4)    Brettanomyces is not directly responsible for souring beer.

One of the techniques sometimes employed by brewers is referred to as “kettle souring.” (I assume I’ll have ample opportunity to talk about other methods in the future, so hold your horses.) If you’ve seen Ottermelon Gose, you can now tell your friends that you know how it was soured, and wow them with the process.

Transferring Ottermelon to the Brite tank through a mesh filter to separate out as much of the watermelon as possible.

Transferring Ottermelon to the Brite tank through a mesh filter to separate out as much of the watermelon as possible.

The kettle souring process is fairly easy (says the guy who didn’t lift a finger to make the beer). It’s referred to as a “quick souring” technique. Souring a beer during fermentation can take anywhere from a couple of months to over a year to sour to a desired point. Kettle souring takes a fraction of the time.

The process begins like other brewing processes: mashing to collect a kettle of wort. It’s here, though, that things change up. In a normal beer, the wort would be heated to a boil, boiled for an hour or more, hops added, and then rapidly cooled to fermentation temperatures and transferred to a fermentation vessel.

Instead, a pitch of lactobacillus is added to the wort while it sits in the kettle. Lactobacillus is a bacterium that (like yeast) eats sugar and (unlike yeast) converts it to lactic acid. In a good majority of the sour beers you’ve ever drunk, lactobacillus is the party responsible for souring the beer.

The wort in the kettle is heated to and held at a temperature usually between 100 and 120 degrees F. Lactobacillus thrives in hot (but not boiling) temperatures. This warm temp allows the lactobacillus to grow rapidly, creating lactic acid and dropping the wort’s pH. With a healthy pitch of lacto, the pH of a kettle of wort can drop to desired ranges within 12-18 hours. During this time, a blanket of CO2 is usually laid over the top of the wort to prevent oxygen from spoiling the beer. Another option is to bubble CO2 up through the wort as it sits and acidifies. Once the pH hits the acidity level the brewer is looking for, the wort is boiled to kill off any undesirables in the beer—and in the process, the lactobacillus is killed, which prevents further acidification.

(If the brewer’s feeling spunky, he or she can instead boil the wort briefly before pitching the lactobacillus, and let the lacto continue living after acidifying the beer to allow further development.
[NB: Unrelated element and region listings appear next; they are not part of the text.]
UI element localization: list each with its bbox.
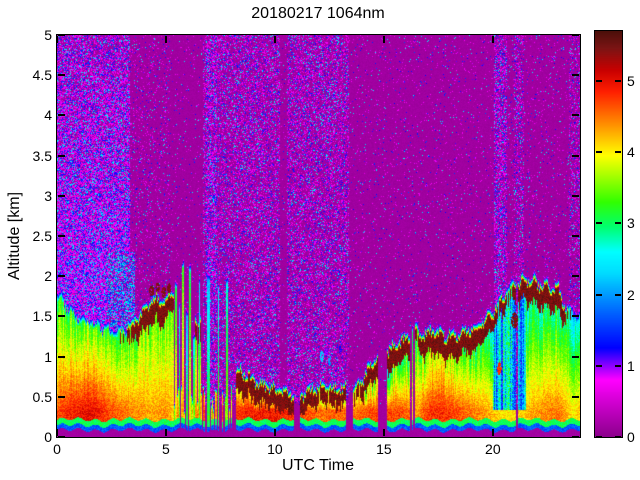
colorbar-canvas (595, 31, 622, 437)
x-tick-4 (491, 429, 494, 436)
cb-tick-left-4 (596, 151, 602, 154)
y-tick-right-7 (572, 154, 579, 157)
y-tick-label-3: 1.5 (32, 308, 52, 325)
cb-tick-left-2 (596, 293, 602, 296)
cb-tick-right-0 (615, 436, 621, 438)
x-tick-1 (164, 429, 167, 436)
x-tick-label-4: 20 (485, 441, 501, 457)
x-tick-top-2 (273, 36, 276, 43)
x-tick-label-1: 5 (162, 441, 170, 457)
heatmap-canvas (57, 35, 580, 437)
cb-tick-label-1: 1 (627, 357, 635, 374)
y-tick-label-6: 3 (44, 187, 52, 204)
y-tick-label-2: 1 (44, 348, 52, 365)
x-tick-top-3 (382, 36, 385, 43)
y-tick-5 (58, 235, 65, 237)
y-tick-6 (58, 194, 65, 197)
cb-tick-label-0: 0 (627, 429, 635, 445)
y-tick-right-3 (572, 315, 579, 318)
y-tick-right-5 (572, 235, 579, 237)
y-tick-7 (58, 154, 65, 157)
y-tick-right-1 (572, 395, 579, 398)
y-tick-label-8: 4 (44, 107, 52, 124)
cb-tick-left-0 (596, 436, 602, 438)
cb-tick-right-4 (615, 151, 621, 154)
cb-tick-right-2 (615, 293, 621, 296)
x-tick-label-3: 15 (376, 441, 392, 457)
cb-tick-right-3 (615, 222, 621, 225)
y-tick-right-0 (572, 436, 579, 438)
figure-title: 20180217 1064nm (251, 5, 385, 22)
y-tick-label-9: 4.5 (32, 67, 52, 84)
y-tick-label-5: 2.5 (32, 228, 52, 244)
x-tick-top-4 (491, 36, 494, 43)
y-tick-10 (58, 34, 65, 36)
y-tick-0 (58, 436, 65, 438)
y-tick-right-6 (572, 194, 579, 197)
y-tick-right-9 (572, 74, 579, 77)
y-tick-right-4 (572, 275, 579, 278)
y-tick-9 (58, 74, 65, 77)
cb-tick-left-3 (596, 222, 602, 225)
y-tick-right-10 (572, 34, 579, 36)
cb-tick-left-1 (596, 364, 602, 367)
cb-tick-right-1 (615, 364, 621, 367)
cb-tick-label-3: 3 (627, 215, 635, 232)
y-tick-right-8 (572, 114, 579, 117)
cb-tick-left-5 (596, 79, 602, 82)
y-tick-label-4: 2 (44, 268, 52, 285)
y-tick-label-7: 3.5 (32, 147, 52, 164)
cb-tick-label-5: 5 (627, 72, 635, 89)
y-tick-3 (58, 315, 65, 318)
x-tick-3 (382, 429, 385, 436)
x-tick-top-0 (56, 36, 58, 43)
y-tick-2 (58, 355, 65, 358)
y-tick-label-1: 0.5 (32, 388, 52, 405)
y-tick-4 (58, 275, 65, 278)
x-tick-label-2: 10 (267, 441, 283, 457)
cb-tick-label-2: 2 (627, 286, 635, 303)
x-tick-label-0: 0 (53, 441, 61, 457)
y-tick-right-2 (572, 355, 579, 358)
y-tick-8 (58, 114, 65, 117)
y-tick-1 (58, 395, 65, 398)
y-axis-label: Altitude [km] (6, 191, 23, 281)
colorbar (594, 30, 623, 438)
y-tick-label-10: 5 (44, 27, 52, 43)
x-tick-0 (56, 429, 58, 436)
plot-area (56, 34, 581, 438)
x-axis-label: UTC Time (282, 457, 354, 474)
y-tick-label-0: 0 (44, 429, 52, 445)
x-tick-2 (273, 429, 276, 436)
x-tick-top-1 (164, 36, 167, 43)
cb-tick-label-4: 4 (627, 144, 635, 161)
cb-tick-right-5 (615, 79, 621, 82)
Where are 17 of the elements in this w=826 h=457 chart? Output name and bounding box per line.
However, if the souring takes place after the initial boil, the living lactobacillus will infect all equipment downstream. Lacto is notoriously difficult to kill, and it loves to hide in little cracks that sanitizers can’t get into, which leads to unintentionally sour beers down the line. That is to say: probably don’t kettle sour after the boil, unless you’re also boiling post-sour.)

After that, the beer is cooled, transferred from the kettle, allowed to ferment, and then carbonated.

No otters were harmed in the making of Ottermelon Gose. Watermelons, on the other hand...

No otters were harmed in the making of Ottermelon Gose. Watermelons, on the other hand...

Feeling grossed out about the idea of bacteria in your beer? Well, don’t be. If you’ve ever eaten yogurt, you’ve eaten some of the same bacteria that’s in most sour beer. And nothing that can survive in alcohol can harm you. Though I can’t promise anything about acid reflux or heartburn.

Kettle souring allows brewers to employ more techniques not usually available with traditional souring methods. For example, you’ll never find a traditionally soured IPA. Hops inhibit the production of lactic acid. That means that after loading hops into the boil of an IPA, pitching lactobacillus won’t have much of an effect in lowering the pH. However, if you lower the pH of the wort before boiling, you’re free to add as many hops as you want.

This innovative method allow for a lot of fun variance in sour beers. And best of all: it gets them into our stomachs faster.

Jake and Josh with Tilo Jänichen, brewer of Ritterguts Gose in Leipzig, Germany. If you're looking for a traditional gose, we cannot recommend Ritterguts' enough. 

Jake and Josh with Tilo Jänichen, brewer of Ritterguts Gose in Leipzig, Germany. If you're looking for a traditional gose, we cannot recommend Ritterguts' enough.